Published On: Tue, Aug 24th, 2021

Mexico evaluates different water solutions for Guanajuato

Mexico is mulling clean water projects for Guanajuato state after a federal proposal related to the 6bn-peso (US$296mn) El Zapotillo dam left the state without solutions. 

Water authority Conagua‘s director Germán Martínez Santoyo met with Guanajuato’s governor Diego Sinhue Rodríguez on Monday to discuss options. 

They agreed on assigning one team focused on technical options, or projects, to provide water, especially for Guanajuato’s León city, and one to find legal and technical solutions for the El Zapotillo dam, which was originally planned to provide water to León. 

Possible projects have not been announced yet.

The meeting took place one day after Martínez presented a plan to begin El Zapotillo operations to the Temacapulín, Palmarejo and Acasico communities in Jalisco, which have halted works for the megaproject for over a decade.

The residents have until September 14 to accept the plan, which includes starting operations of a smaller version of the dam, with an 80m wall. 

If approved, gates would be installed in the diversion works of the dam, in addition to reinforcing the pipelines, Conagua said in a statement Sunday, adding that the gates would have automatic and manual functions to avoid accidents.  

“During the first rainy season, the gates would be kept closed to carry out their first filling, and later a rigorous management of the storage levels would be established through the diversion works,” Conagua said.

Yet, the new plan for the reservoir – which was well received by locals – leaves Guanajuato without possibilities of benefiting from the infrastructure on the Verde river, even though a Jalisco-Guanajuato water sharing agreement was signed in 2019


Dam construction started in 2011 to provide water to nearby municipalities via a 140m aqueduct. 

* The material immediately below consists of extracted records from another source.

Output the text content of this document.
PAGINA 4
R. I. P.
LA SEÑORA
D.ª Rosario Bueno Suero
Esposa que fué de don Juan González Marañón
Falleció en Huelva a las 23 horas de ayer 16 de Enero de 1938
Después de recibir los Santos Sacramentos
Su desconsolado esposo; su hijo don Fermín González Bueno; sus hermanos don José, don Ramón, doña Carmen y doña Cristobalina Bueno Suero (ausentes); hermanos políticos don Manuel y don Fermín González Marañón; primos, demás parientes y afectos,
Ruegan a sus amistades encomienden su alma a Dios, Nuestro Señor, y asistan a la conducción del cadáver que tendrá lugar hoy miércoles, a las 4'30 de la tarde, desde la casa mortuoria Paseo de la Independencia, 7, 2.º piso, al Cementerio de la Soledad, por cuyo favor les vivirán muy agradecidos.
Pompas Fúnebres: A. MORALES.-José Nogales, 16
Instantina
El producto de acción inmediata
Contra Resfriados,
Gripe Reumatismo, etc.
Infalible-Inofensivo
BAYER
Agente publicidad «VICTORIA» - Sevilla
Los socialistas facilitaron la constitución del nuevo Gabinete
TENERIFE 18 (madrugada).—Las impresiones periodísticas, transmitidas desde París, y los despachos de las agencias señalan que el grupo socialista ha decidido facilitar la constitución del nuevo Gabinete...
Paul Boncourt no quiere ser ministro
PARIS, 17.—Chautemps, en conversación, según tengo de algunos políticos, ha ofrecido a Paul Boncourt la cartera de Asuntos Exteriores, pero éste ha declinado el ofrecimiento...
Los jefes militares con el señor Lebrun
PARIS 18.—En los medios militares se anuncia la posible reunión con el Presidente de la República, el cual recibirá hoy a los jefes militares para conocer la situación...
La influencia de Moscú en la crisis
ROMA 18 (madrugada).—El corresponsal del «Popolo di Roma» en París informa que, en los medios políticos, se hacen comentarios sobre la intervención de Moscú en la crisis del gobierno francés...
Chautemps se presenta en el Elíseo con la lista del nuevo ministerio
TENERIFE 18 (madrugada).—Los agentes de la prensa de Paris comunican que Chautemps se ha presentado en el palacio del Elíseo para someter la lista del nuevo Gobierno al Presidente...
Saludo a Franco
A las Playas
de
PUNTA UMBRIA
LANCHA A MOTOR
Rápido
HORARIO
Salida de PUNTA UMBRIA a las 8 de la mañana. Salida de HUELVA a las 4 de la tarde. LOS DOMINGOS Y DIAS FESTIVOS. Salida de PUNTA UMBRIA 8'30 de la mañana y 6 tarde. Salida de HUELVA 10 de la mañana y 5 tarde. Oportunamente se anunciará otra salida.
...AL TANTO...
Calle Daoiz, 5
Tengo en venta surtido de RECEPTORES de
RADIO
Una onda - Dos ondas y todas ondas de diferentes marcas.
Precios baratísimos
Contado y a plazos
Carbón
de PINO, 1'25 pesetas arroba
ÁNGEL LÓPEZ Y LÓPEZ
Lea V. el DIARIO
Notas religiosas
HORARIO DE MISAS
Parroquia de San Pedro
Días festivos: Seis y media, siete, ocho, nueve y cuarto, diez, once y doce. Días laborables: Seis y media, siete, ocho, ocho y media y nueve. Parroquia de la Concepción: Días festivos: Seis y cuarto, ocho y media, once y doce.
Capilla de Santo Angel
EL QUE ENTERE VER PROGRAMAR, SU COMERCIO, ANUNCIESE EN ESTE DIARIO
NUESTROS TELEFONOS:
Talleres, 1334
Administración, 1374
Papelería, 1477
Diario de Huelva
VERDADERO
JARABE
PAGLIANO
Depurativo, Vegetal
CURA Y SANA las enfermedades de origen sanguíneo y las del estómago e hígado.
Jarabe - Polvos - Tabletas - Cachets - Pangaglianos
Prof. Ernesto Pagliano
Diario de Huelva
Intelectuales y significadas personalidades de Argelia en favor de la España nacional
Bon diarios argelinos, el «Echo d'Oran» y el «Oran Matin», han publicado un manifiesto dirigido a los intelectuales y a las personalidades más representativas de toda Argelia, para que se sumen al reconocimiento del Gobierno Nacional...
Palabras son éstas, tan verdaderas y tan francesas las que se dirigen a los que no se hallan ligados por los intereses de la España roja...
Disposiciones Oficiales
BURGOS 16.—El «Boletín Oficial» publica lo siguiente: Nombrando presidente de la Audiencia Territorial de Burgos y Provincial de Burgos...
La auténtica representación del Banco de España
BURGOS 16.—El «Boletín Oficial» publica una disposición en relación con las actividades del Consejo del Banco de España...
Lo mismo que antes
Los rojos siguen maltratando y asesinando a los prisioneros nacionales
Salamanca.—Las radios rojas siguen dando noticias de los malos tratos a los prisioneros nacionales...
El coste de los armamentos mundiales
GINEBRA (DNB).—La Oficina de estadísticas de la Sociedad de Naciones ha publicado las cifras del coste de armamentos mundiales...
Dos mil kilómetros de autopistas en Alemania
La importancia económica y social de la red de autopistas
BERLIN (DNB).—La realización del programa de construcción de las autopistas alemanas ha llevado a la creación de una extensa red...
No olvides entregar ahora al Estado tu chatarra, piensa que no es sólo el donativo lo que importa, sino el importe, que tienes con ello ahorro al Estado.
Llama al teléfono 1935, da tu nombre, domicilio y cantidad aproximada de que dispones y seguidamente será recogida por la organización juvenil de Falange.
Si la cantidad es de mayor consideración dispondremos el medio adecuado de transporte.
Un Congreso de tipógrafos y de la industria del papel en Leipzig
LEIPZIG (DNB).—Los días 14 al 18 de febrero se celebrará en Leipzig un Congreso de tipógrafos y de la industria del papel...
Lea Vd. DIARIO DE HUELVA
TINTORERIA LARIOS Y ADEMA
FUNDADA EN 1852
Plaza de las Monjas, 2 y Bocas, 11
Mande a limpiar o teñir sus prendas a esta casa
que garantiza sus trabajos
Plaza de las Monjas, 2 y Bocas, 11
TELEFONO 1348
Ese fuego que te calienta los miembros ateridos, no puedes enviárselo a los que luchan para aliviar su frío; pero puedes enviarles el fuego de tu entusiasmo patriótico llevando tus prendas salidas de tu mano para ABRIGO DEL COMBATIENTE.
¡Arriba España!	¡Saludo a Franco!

But the three communities in Jalisco, which would have been flooded under the original design involving 150m walls, have opposed the project. 

Legal measures limited the walls to 80m and prevented operations start-up. 

Given the water crisis in the area, President Andrés Manuel López Obrador talked to the opponents and announced a compromise on August 6 involving smaller walls. 

While under this version the communities will not be flooded, capacity won’t suffice to supply Guanajuato’s León city. 

The 2019 water sharing agreement reduced Guanajuato’s deliveries from 68% to 28% and mentioned federal financing for infrastructure to supply the states with 11.6m3/s. 

This would require building the 9bn-peso El Purgatorio dam and aqueduct in addition to the El Zapotillo dam and aqueduct. But El Purgatorio has been stalled since 2013.